Monday, August 08, 2005

I hope you do not become dumber for entertaining my questions.

I've got some questions, and they are probably really dumb. I hope you do not become dumber for entertaining my questions. But first some basic background...

During the summer I work with an organization called Young Neighbors in Action. It's kind of a Catholic version of Group Work Camps if you've heard of them. Anyhow, because of the job I get to see a lot of places in Chicago that normally I wouldn't. The job has put me in contact with a number of congregations that work with the poor, hungry, hurting and vunerable. As I came to each congregation I'd get to talk with the pastor or director of the outreach program. One question I always asked was what is the make up of the congregation? It was interesting to me that none of the congregations included the poor they were serving. Even when the congregation was poor itself there seemed to be a line drawn between those serving and those served. And I guess I don't understand why.

Is there some practical reason?- Are the poor too transient? Is it too hard to organize? (Dusty your sociology background may offer something here)

Is it just that one group doesn't want to include the other.

Wouldn't the poor and vulnerable be better off if we welcomed them as full and equal members of our congregations rather than just have them as our outreach projects? Are there any instances you know of where the homeless have been fully incorporated? Even the most amazing organizations I've encountered or heard stories of don't seem to do this, and it seems like a suppression of the person's dignity to me. On top of being invited to the soup kitchen, shouldn't the person be welcomed into the worship service? Am I wrong in thinking that way? Am I ignorant of some obvious answer? Is this post too long in the same way all my posts seem too long?

4 Comments:

At 8/08/2005 10:43 PM, Blogger Dusty said...

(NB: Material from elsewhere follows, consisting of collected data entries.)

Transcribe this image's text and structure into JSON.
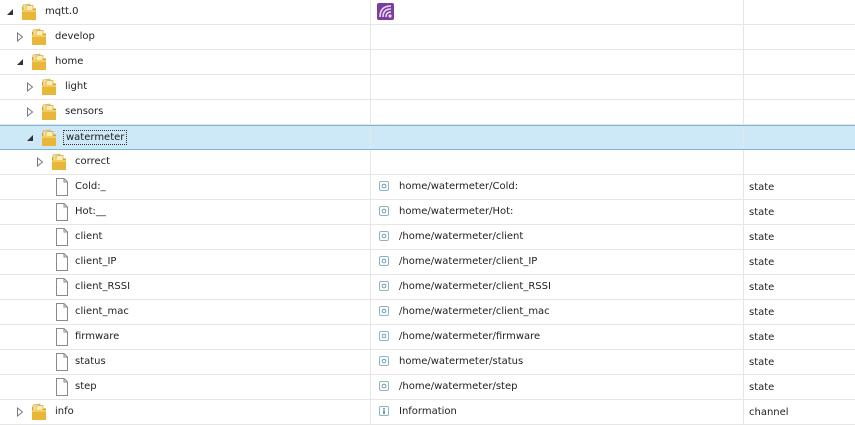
{
  "rows": [
    {
      "label": "mqtt.0",
      "depth": 0,
      "kind": "folder",
      "toggle": "open",
      "adapter_icon": true,
      "id": "",
      "type": ""
    },
    {
      "label": "develop",
      "depth": 1,
      "kind": "folder",
      "toggle": "closed",
      "id": "",
      "type": ""
    },
    {
      "label": "home",
      "depth": 1,
      "kind": "folder",
      "toggle": "open",
      "id": "",
      "type": ""
    },
    {
      "label": "light",
      "depth": 2,
      "kind": "folder",
      "toggle": "closed",
      "id": "",
      "type": ""
    },
    {
      "label": "sensors",
      "depth": 2,
      "kind": "folder",
      "toggle": "closed",
      "id": "",
      "type": ""
    },
    {
      "label": "watermeter",
      "depth": 2,
      "kind": "folder",
      "toggle": "open",
      "selected": true,
      "id": "",
      "type": ""
    },
    {
      "label": "correct",
      "depth": 3,
      "kind": "folder",
      "toggle": "closed",
      "id": "",
      "type": ""
    },
    {
      "label": "Cold:_",
      "depth": 3,
      "kind": "file",
      "id": "home/watermeter/Cold:",
      "id_icon": "state-icon",
      "type": "state"
    },
    {
      "label": "Hot:__",
      "depth": 3,
      "kind": "file",
      "id": "home/watermeter/Hot:",
      "id_icon": "state-icon",
      "type": "state"
    },
    {
      "label": "client",
      "depth": 3,
      "kind": "file",
      "id": "/home/watermeter/client",
      "id_icon": "state-icon",
      "type": "state"
    },
    {
      "label": "client_IP",
      "depth": 3,
      "kind": "file",
      "id": "/home/watermeter/client_IP",
      "id_icon": "state-icon",
      "type": "state"
    },
    {
      "label": "client_RSSI",
      "depth": 3,
      "kind": "file",
      "id": "/home/watermeter/client_RSSI",
      "id_icon": "state-icon",
      "type": "state"
    },
    {
      "label": "client_mac",
      "depth": 3,
      "kind": "file",
      "id": "/home/watermeter/client_mac",
      "id_icon": "state-icon",
      "type": "state"
    },
    {
      "label": "firmware",
      "depth": 3,
      "kind": "file",
      "id": "/home/watermeter/firmware",
      "id_icon": "state-icon",
      "type": "state"
    },
    {
      "label": "status",
      "depth": 3,
      "kind": "file",
      "id": "home/watermeter/status",
      "id_icon": "state-icon",
      "type": "state"
    },
    {
      "label": "step",
      "depth": 3,
      "kind": "file",
      "id": "/home/watermeter/step",
      "id_icon": "state-icon",
      "type": "state"
    },
    {
      "label": "info",
      "depth": 1,
      "kind": "folder",
      "toggle": "closed",
      "id": "Information",
      "id_icon": "info-icon",
      "type": "channel"
    }
  ],
  "colors": {
    "selected_bg": "#cde8f6",
    "selected_border": "#7ab8d6",
    "folder": "#e8b73a",
    "state_icon": "#4fa3c8",
    "grid_line": "#e6e6e6"
  }
}
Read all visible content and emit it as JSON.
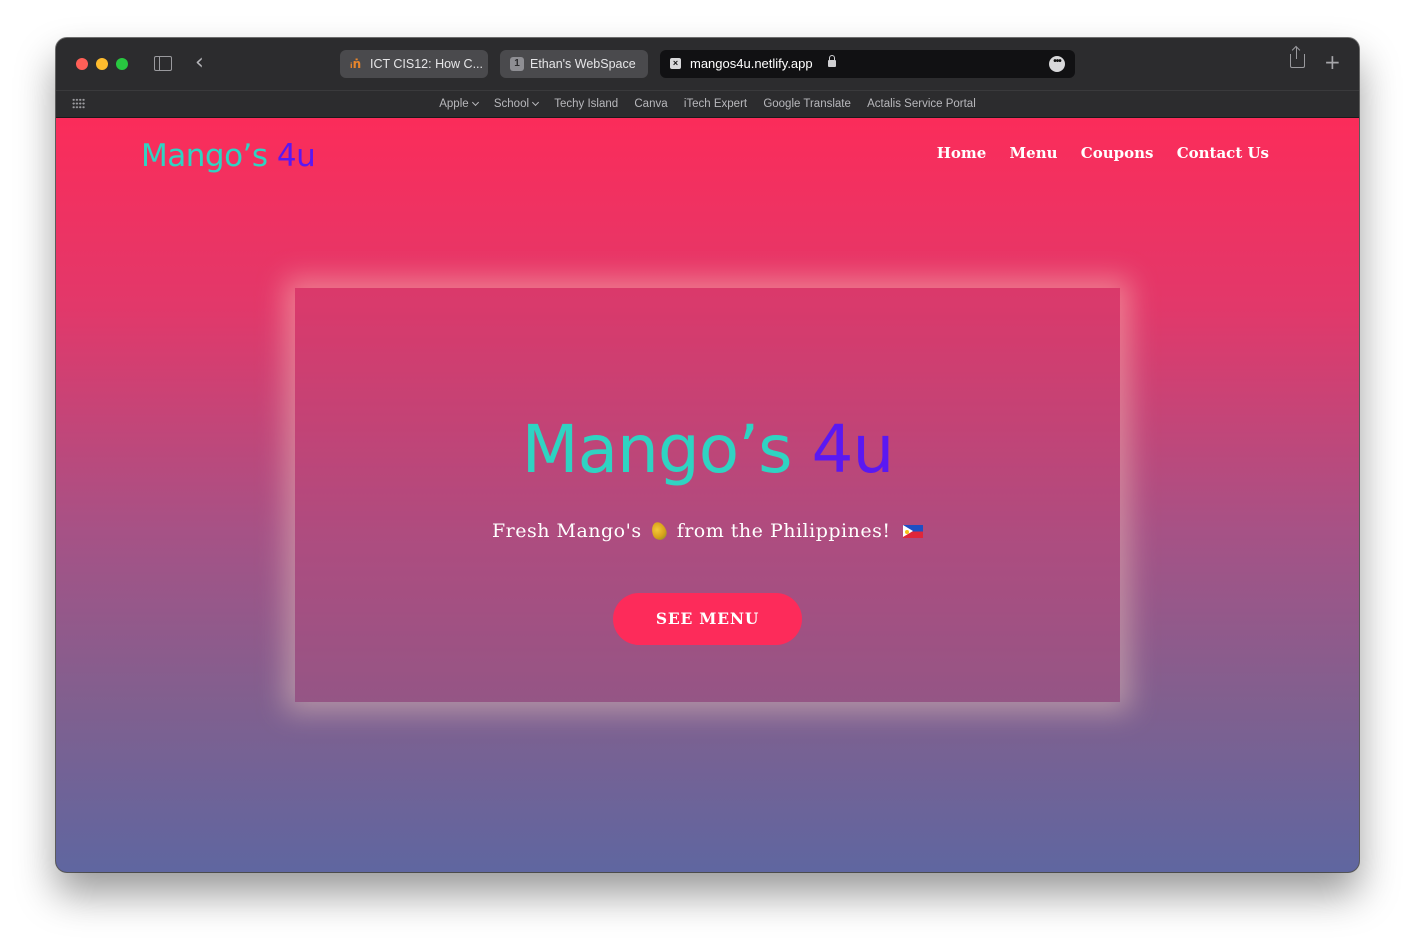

Hey Adam...While my Sociology Background is profoundly amatuer, I know there is kind of theory more related to health, but could easily be connected to this type of thing. It is called the Doctor Roll and the Sick Role...I won't explain them in detail, as anyone who wanted to think it through a little bit could come up with a 90% accurate idea of the characteristics of either...However, I think a similar mindset is present in those offering charity and receiving it. There are roles to play in each and people typical struggle to be in both roles at the same time. As members of One Body, I agree that this mindset should be different...great insights Adam.

Peace

 
At 8/09/2005 9:37 AM, Blogger Jake Sikora said...

Hey Adam. We got into this a couple of times in my Theology of Evangelism class. Apparently this is a highly common occurence amongst at least the mainline protestant denominations represented at my seminary class. It seems as though the sense of service even amongst these congregations doing much service is still full of a me giving to you mentality that is not good at all. I'm not sure of many instances where this isn't the case.

 
At 8/09/2005 7:36 PM, Anonymous joey said...

Hi adam. I don't know you and I don't actually have an answer or anything but I have a suggestion. There is a book called "Theirs is the Kingdom: Celebrating the Gospel in Urban America" by Robert Lupton. First off it is one of the most beautiful books I have ever read and second he kind of covers this topic. I would explain what he says be he does a better job.

 
At 8/16/2005 2:47 AM, Anonymous Ryan L. said...

First, I second the recommendation of Theirs is the Kingdom. Second, I have a friend at the Seminary here who is the teaching pastor at an inner-city ministry that does a great job of this kind of thing. Their congregation is about twenty people who come every week and do a lot of service stuff. The other 40-60 people who come are homeless. My friend told me that this is an average because a lot of them travel around the city, so it's usually different people every week. Anyway, it's a pretty great congregation and ministry.